2. The method of Darkflow-deep-based multi-object tracking detection as claimed in claim 1, wherein said step S140 comprises:

s210, obtaining the motion matching degree and the apparent feature matching degree of multiple targets; the motion matching degree is obtained by calculating the motion similarity of multiple targets obtained by a Kalman filter; the apparent feature matching degree is obtained by calculating apparent features of the plurality of targets;

s220, calculating the final matching degree of the target frame by utilizing the motion matching degree and the apparent characteristic matching degree of the multiple targets through the IOU matching value and the apparent characteristic matching value which are obtained through the frame-by-frame data association processing of the monitoring video;

s230, selecting a target frame with the final matching degree reaching the preset matching parameters as a target tracking result.

3. The method for detecting multiple target tracking based on Darkflow-DeepSort as claimed in claim 1, wherein,

and the padding of the convolution layers in the Darkflow network structure is 1, and the pooling layers are the maximum pooling.
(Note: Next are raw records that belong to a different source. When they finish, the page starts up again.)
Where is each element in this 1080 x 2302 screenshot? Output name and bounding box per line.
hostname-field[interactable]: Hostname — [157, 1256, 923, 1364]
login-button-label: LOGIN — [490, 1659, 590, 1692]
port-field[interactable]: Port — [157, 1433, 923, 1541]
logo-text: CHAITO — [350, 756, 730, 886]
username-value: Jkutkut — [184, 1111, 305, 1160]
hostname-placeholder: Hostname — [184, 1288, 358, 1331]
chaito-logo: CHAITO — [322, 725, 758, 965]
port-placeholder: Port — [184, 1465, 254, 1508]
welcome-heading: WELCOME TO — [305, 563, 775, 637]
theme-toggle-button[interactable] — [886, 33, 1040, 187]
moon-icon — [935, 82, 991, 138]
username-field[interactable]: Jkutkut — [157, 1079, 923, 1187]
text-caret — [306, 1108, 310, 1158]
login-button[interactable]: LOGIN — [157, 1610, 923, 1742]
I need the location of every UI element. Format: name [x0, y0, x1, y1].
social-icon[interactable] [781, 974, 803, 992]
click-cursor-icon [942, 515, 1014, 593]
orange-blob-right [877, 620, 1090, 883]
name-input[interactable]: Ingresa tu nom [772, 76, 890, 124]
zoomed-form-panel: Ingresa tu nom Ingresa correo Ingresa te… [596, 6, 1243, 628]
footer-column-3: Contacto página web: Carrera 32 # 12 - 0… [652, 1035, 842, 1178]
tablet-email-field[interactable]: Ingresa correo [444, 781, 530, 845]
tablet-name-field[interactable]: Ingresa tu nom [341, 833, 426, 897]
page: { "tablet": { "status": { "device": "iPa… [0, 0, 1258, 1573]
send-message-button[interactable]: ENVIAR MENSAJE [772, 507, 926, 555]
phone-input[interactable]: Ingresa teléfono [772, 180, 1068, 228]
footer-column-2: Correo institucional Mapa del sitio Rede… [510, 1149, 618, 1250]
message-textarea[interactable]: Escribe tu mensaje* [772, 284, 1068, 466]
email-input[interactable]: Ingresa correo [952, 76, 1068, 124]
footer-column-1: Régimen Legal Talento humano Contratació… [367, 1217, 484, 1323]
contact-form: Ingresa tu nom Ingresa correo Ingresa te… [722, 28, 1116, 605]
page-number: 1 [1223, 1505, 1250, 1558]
4. An electronic device, comprising: the system comprises a memory, a processor and a computer program which is stored in the memory and can run a Darkflow-deep-start-based multi-target tracking detection method on the processor, wherein the computer program of the Darkflow-deep-based multi-target tracking detection method realizes the following steps when being executed by the processor:

5. The electronic device of claim 4, wherein the step S140 includes:

6. The electronic device of claim 4, wherein the packing of convolutional layers in the network structure of the Darkflow is 1, and the pooling layers are all maximally pooled.

7. A computer readable storage medium storing a computer program comprising a Darkflow-deep start-based multi-target trace detection program which, when executed by a processor, implements the steps of the Darkflow-deep start-based multi-target trace detection method according to any one of claims 1 to 3.